You can view a live feed in either 720p or 1080p, two of the best possible high-definition streaming resolutions available to DIY security cameras today (even so, this camera's feed isn't as crisp as the Nest Cam's). The DCS-2630L has two-way talk so you can surprise an unsuspecting family member -- or, more seriously, yell at an intruder. You can take a picture on demand, and it will show up alongside other photos you take with your phone.

It also has night vision, motion and sound detection, activity zones, optional push alerts, a Web app and local storage with clips you can view within the app (I used a 128GB microSD card) -- everything worked well. But local storage is the feature worth highlighting here, because it's something that will either make or break your security camera buying decision.

You can see most of CNET's appliances warehouse with this camera.

Screenshots by CNET

Many cameras, like the Nest Cam, the Kodak CFH-V20, the ArcSoft Simplicam and others rely on cloud storage. Cloud storage means that your continuous footage or activity-based recordings are stored on a remote server.
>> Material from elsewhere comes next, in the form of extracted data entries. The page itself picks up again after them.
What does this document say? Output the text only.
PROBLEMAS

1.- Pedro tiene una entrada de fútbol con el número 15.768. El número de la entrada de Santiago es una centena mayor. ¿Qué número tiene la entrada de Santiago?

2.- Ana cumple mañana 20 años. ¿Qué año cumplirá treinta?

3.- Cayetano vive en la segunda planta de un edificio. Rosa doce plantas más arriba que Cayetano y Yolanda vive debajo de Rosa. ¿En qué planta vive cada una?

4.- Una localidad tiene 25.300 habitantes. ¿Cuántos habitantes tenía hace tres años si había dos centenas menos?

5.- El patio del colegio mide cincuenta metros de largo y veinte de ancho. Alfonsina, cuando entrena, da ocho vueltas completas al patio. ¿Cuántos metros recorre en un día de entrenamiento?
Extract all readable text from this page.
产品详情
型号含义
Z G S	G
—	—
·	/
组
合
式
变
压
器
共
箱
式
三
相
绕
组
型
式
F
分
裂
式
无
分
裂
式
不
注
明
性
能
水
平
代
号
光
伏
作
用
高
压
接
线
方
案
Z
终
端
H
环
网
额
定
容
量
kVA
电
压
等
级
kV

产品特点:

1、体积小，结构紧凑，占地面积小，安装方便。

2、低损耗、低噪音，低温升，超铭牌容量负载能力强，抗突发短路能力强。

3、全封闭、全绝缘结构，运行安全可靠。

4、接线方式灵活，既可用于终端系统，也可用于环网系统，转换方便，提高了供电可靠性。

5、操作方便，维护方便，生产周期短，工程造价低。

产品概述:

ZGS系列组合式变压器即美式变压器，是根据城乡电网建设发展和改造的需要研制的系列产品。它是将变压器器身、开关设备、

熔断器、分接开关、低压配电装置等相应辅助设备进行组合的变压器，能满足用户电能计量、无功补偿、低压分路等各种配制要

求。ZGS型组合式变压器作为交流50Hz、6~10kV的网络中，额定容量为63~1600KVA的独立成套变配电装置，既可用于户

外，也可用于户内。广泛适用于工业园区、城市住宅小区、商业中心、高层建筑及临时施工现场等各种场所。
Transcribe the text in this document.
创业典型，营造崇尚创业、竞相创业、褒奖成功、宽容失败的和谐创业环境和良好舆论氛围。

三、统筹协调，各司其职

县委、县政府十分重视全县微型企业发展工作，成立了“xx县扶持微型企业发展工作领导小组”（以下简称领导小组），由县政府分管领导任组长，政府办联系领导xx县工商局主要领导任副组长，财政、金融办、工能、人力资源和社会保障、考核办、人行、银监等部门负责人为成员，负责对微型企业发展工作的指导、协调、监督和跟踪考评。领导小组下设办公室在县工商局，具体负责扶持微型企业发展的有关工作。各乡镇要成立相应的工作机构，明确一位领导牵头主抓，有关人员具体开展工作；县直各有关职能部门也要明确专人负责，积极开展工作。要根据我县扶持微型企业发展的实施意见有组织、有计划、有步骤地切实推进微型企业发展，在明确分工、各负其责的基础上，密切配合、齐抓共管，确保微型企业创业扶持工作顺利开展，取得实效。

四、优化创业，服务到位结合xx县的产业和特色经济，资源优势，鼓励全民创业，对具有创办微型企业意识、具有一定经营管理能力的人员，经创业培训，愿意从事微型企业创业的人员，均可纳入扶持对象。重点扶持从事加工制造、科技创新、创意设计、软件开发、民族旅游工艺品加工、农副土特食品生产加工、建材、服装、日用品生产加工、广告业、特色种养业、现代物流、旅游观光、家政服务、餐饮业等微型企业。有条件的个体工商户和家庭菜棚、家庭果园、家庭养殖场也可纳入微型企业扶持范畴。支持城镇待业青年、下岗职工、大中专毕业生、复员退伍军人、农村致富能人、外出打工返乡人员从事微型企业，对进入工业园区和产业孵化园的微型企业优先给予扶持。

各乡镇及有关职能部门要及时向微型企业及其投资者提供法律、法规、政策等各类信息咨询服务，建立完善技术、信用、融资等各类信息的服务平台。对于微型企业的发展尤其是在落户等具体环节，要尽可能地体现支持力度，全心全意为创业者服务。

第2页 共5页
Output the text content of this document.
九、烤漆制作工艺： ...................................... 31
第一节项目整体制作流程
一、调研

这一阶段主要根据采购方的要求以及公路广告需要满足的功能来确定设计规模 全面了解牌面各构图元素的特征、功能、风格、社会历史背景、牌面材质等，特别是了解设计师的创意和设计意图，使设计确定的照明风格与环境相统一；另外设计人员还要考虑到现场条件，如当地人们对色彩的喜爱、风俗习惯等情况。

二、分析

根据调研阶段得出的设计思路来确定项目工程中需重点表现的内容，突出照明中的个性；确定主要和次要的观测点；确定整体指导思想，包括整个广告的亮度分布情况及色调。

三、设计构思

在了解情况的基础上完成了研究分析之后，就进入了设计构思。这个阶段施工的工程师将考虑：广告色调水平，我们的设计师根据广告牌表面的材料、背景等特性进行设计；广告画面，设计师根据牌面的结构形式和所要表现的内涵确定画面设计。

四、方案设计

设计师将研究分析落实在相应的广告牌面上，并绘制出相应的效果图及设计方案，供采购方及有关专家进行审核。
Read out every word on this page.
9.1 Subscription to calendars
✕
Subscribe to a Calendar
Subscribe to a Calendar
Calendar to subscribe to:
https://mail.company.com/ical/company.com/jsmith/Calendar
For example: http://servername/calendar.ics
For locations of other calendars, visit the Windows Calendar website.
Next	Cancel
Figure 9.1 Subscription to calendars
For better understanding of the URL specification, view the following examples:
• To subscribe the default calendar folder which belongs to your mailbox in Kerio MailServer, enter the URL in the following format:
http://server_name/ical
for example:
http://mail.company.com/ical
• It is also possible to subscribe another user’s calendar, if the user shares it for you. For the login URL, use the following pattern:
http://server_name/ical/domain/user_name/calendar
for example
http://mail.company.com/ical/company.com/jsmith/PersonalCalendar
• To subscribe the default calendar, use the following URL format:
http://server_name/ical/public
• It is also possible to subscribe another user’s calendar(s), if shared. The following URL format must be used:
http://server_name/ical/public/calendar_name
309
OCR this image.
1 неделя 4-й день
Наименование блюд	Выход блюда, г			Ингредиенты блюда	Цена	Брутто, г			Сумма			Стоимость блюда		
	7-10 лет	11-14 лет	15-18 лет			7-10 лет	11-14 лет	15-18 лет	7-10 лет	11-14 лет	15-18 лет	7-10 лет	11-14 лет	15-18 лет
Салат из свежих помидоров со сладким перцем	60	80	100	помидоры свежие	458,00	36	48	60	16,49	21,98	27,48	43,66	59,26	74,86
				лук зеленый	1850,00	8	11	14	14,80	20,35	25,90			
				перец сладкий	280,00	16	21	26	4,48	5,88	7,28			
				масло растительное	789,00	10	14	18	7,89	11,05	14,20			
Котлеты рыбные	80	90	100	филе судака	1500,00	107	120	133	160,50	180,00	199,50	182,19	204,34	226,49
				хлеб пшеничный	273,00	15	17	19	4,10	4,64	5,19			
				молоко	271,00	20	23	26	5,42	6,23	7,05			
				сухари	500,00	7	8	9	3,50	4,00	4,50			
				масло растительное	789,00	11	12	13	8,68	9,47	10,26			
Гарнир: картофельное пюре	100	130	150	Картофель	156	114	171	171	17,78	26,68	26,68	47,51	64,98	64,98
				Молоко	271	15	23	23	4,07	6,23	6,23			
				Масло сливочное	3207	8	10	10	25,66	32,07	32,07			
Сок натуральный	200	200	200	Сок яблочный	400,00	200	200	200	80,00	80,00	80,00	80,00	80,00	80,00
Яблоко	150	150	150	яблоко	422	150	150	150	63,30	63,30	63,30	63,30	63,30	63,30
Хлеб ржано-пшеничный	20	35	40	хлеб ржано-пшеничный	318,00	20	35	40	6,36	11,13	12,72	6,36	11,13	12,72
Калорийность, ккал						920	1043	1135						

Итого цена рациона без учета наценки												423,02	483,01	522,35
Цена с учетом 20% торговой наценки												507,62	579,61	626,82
From both a security and an accessibility standpoint, a lot of folks prefer local storage. That's one way the DCS-2630L sets itself apart. While it isn't the first to offer this feature, it is the very first DIY model we've reviewed that has both a 180-degree field of view and local storage.

And unlike Icontrol's Piper NV, a DIY security system with a built-in 180-degree fisheye lens, D-Link's lens doesn't have nearly as much of that classic fisheye distortion, making it easier to actually see what your camera is seeing.

The one thing sorely missing from the D-Link camera is integration with products from other manufacturers. Today's smart home market is all about open APIs and creating opportunities for third-party devices to join forces. Strangely, D-Link does have an assortment of IFTTT channels and compatible products through Samsung's SmartThings, but none that work with this specific camera.

D-Link next to the relatively diminutive Nest Cam.

Tyler Lizenby/CNET

Conclusion

I feel pretty ambivalent about the $180 D-Link DCS-2630L. While it offers a 180-degree field of view and local storage, it's hard to set up, it doesn't work with third-party products, and it's giant. Its live stream isn't as clear as the Nest Cam's either, even with the same 1080p resolution.

Still, it's hard to overlook the DCS-2630L's relatively distortion-less 180-degree lens and its ability to store footage locally. If these are two features you prioritize, this D-Link camera will be worth your money. If not, I'd take a look at some other options.